Regardless of how much the island seems like it’s recovered, there is still work to be done and people who are struggling. The photo is from the Tsunami Volunteer Center’s Web site for anyone who is interested in the latest recovery news. I’m not sure if this is the place to which Zimmern was referring, but it’s the one I found.

(* photos of Zimmern and food from Bizarre Foods with Andrew Zimmern web site)

Next week, Zimmern heads to Sicily for another new episode.

Two Years Post Tsunami

This morning when I watched the news it was called to my attention that today marks the two-year anniversary of one the biggest natural disasters to occur in Southeast Asia. Footage of massive waves, bulldozing tiny tropical beach resorts in Thailand and water carrying the remnants of homes, vehicles, and those trying desperately to escape; glowed on my television screen.

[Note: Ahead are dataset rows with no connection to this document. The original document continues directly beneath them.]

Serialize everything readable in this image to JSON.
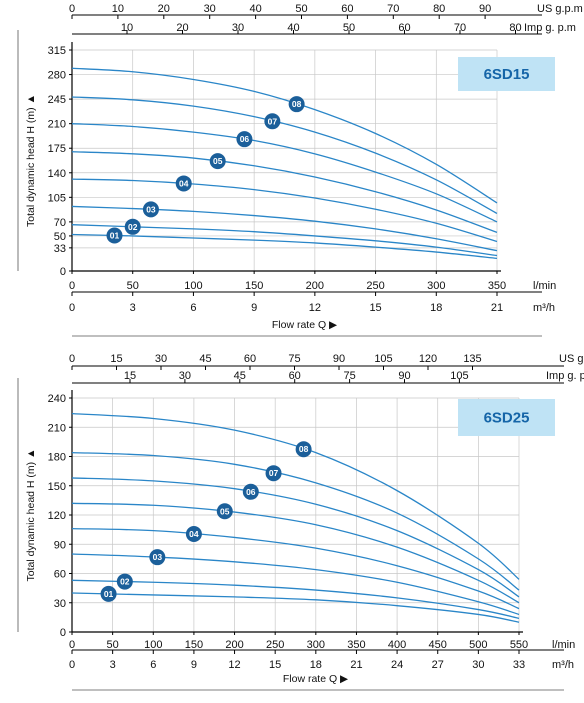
{
  "colors": {
    "curve": "#2a86c8",
    "badge": "#1b5f9a",
    "grid": "#c8c8c8",
    "model_box": "#bfe3f5",
    "model_text": "#1565a8",
    "axis": "#000000"
  },
  "chart_data": [
    {
      "type": "line",
      "model_label": "6SD15",
      "ylabel": "Total dynamic head H (m) ▲",
      "xlabel": "Flow rate Q ▶",
      "unit_lpm": "l/min",
      "unit_m3h": "m³/h",
      "unit_usgpm": "US g.p.m",
      "unit_impgpm": "Imp g. p.m",
      "ylim": [
        0,
        315
      ],
      "xlim": [
        0,
        350
      ],
      "y_ticks": [
        "0",
        "33",
        "50",
        "70",
        "105",
        "140",
        "175",
        "210",
        "245",
        "280",
        "315"
      ],
      "y_tick_values": [
        0,
        33,
        50,
        70,
        105,
        140,
        175,
        210,
        245,
        280,
        315
      ],
      "x_ticks_lpm": [
        "0",
        "50",
        "100",
        "150",
        "200",
        "250",
        "300",
        "350"
      ],
      "x_ticks_m3h": [
        "0",
        "3",
        "6",
        "9",
        "12",
        "15",
        "18",
        "21"
      ],
      "x_ticks_usgpm": [
        "0",
        "10",
        "20",
        "30",
        "40",
        "50",
        "60",
        "70",
        "80",
        "90"
      ],
      "x_ticks_impgpm": [
        "10",
        "20",
        "30",
        "40",
        "50",
        "60",
        "70",
        "80"
      ],
      "grid": true,
      "series": [
        {
          "name": "01",
          "label_at": 35,
          "x": [
            0,
            50,
            100,
            150,
            200,
            250,
            300,
            350
          ],
          "values": [
            52,
            50,
            47,
            44,
            40,
            34,
            27,
            18
          ]
        },
        {
          "name": "02",
          "label_at": 50,
          "x": [
            0,
            50,
            100,
            150,
            200,
            250,
            300,
            350
          ],
          "values": [
            66,
            63,
            60,
            56,
            50,
            43,
            34,
            22
          ]
        },
        {
          "name": "03",
          "label_at": 65,
          "x": [
            0,
            50,
            100,
            150,
            200,
            250,
            300,
            350
          ],
          "values": [
            92,
            89,
            85,
            79,
            71,
            60,
            46,
            29
          ]
        },
        {
          "name": "04",
          "label_at": 92,
          "x": [
            0,
            50,
            100,
            150,
            200,
            250,
            300,
            350
          ],
          "values": [
            131,
            129,
            124,
            116,
            104,
            88,
            68,
            42
          ]
        },
        {
          "name": "05",
          "label_at": 120,
          "x": [
            0,
            50,
            100,
            150,
            200,
            250,
            300,
            350
          ],
          "values": [
            170,
            167,
            161,
            150,
            134,
            113,
            87,
            55
          ]
        },
        {
          "name": "06",
          "label_at": 142,
          "x": [
            0,
            50,
            100,
            150,
            200,
            250,
            300,
            350
          ],
          "values": [
            210,
            206,
            198,
            186,
            167,
            141,
            110,
            70
          ]
        },
        {
          "name": "07",
          "label_at": 165,
          "x": [
            0,
            50,
            100,
            150,
            200,
            250,
            300,
            350
          ],
          "values": [
            248,
            244,
            235,
            220,
            198,
            168,
            130,
            82
          ]
        },
        {
          "name": "08",
          "label_at": 185,
          "x": [
            0,
            50,
            100,
            150,
            200,
            250,
            300,
            350
          ],
          "values": [
            289,
            284,
            273,
            256,
            230,
            196,
            152,
            97
          ]
        }
      ]
    },
    {
      "type": "line",
      "model_label": "6SD25",
      "ylabel": "Total dynamic head H (m) ▲",
      "xlabel": "Flow rate Q ▶",
      "unit_lpm": "l/min",
      "unit_m3h": "m³/h",
      "unit_usgpm": "US g.p.m",
      "unit_impgpm": "Imp g. p.m",
      "ylim": [
        0,
        240
      ],
      "xlim": [
        0,
        550
      ],
      "y_ticks": [
        "0",
        "30",
        "60",
        "90",
        "120",
        "150",
        "180",
        "210",
        "240"
      ],
      "y_tick_values": [
        0,
        30,
        60,
        90,
        120,
        150,
        180,
        210,
        240
      ],
      "x_ticks_lpm": [
        "0",
        "50",
        "100",
        "150",
        "200",
        "250",
        "300",
        "350",
        "400",
        "450",
        "500",
        "550"
      ],
      "x_ticks_m3h": [
        "0",
        "3",
        "6",
        "9",
        "12",
        "15",
        "18",
        "21",
        "24",
        "27",
        "30",
        "33"
      ],
      "x_ticks_usgpm": [
        "0",
        "15",
        "30",
        "45",
        "60",
        "75",
        "90",
        "105",
        "120",
        "135"
      ],
      "x_ticks_impgpm": [
        "15",
        "30",
        "45",
        "60",
        "75",
        "90",
        "105"
      ],
      "grid": true,
      "series": [
        {
          "name": "01",
          "label_at": 45,
          "x": [
            0,
            100,
            200,
            300,
            400,
            500,
            550
          ],
          "values": [
            40,
            38,
            36,
            33,
            27,
            18,
            10
          ]
        },
        {
          "name": "02",
          "label_at": 65,
          "x": [
            0,
            100,
            200,
            300,
            400,
            500,
            550
          ],
          "values": [
            53,
            51,
            48,
            43,
            35,
            23,
            14
          ]
        },
        {
          "name": "03",
          "label_at": 105,
          "x": [
            0,
            100,
            200,
            300,
            400,
            500,
            550
          ],
          "values": [
            80,
            77,
            72,
            64,
            51,
            31,
            18
          ]
        },
        {
          "name": "04",
          "label_at": 150,
          "x": [
            0,
            100,
            200,
            300,
            400,
            500,
            550
          ],
          "values": [
            106,
            104,
            97,
            86,
            68,
            42,
            24
          ]
        },
        {
          "name": "05",
          "label_at": 188,
          "x": [
            0,
            100,
            200,
            300,
            400,
            500,
            550
          ],
          "values": [
            132,
            130,
            123,
            110,
            87,
            53,
            30
          ]
        },
        {
          "name": "06",
          "label_at": 220,
          "x": [
            0,
            100,
            200,
            300,
            400,
            500,
            550
          ],
          "values": [
            158,
            155,
            147,
            131,
            104,
            64,
            36
          ]
        },
        {
          "name": "07",
          "label_at": 248,
          "x": [
            0,
            100,
            200,
            300,
            400,
            500,
            550
          ],
          "values": [
            184,
            181,
            172,
            153,
            122,
            75,
            43
          ]
        },
        {
          "name": "08",
          "label_at": 285,
          "x": [
            0,
            100,
            200,
            300,
            400,
            500,
            550
          ],
          "values": [
            224,
            219,
            207,
            184,
            145,
            91,
            54
          ]
        }
      ]
    }
  ]
}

I cut the news off and retreated to my room. I wasn’t in much of a mood to see the sorrow mounted in the eyes of an orphan whose parents had been washed away in the ocean. I just couldn’t bear it so early.

Now as I sit hanging out on the web I see several stories remembering those who lost a great deal and how much progress still needs to be made. The International Herald Tribune has an excellent photo gallery displaying images of smiles from young girls like the two above whirling around in a playground (a donation by a relief agency), people playing volleyball on Thailand’s Patong beach, and then sad images as well. Most of Thailand’s beaches have been able to rebuild quickly, but other areas in Sri Lanka & Indonesia have been left to slowly pick up the pieces due to misuse of money (millions) and government corruption.

A drill system is being practiced across to Southeast Asia for future disasters and to commemorate the 9.3 earthquake two years back.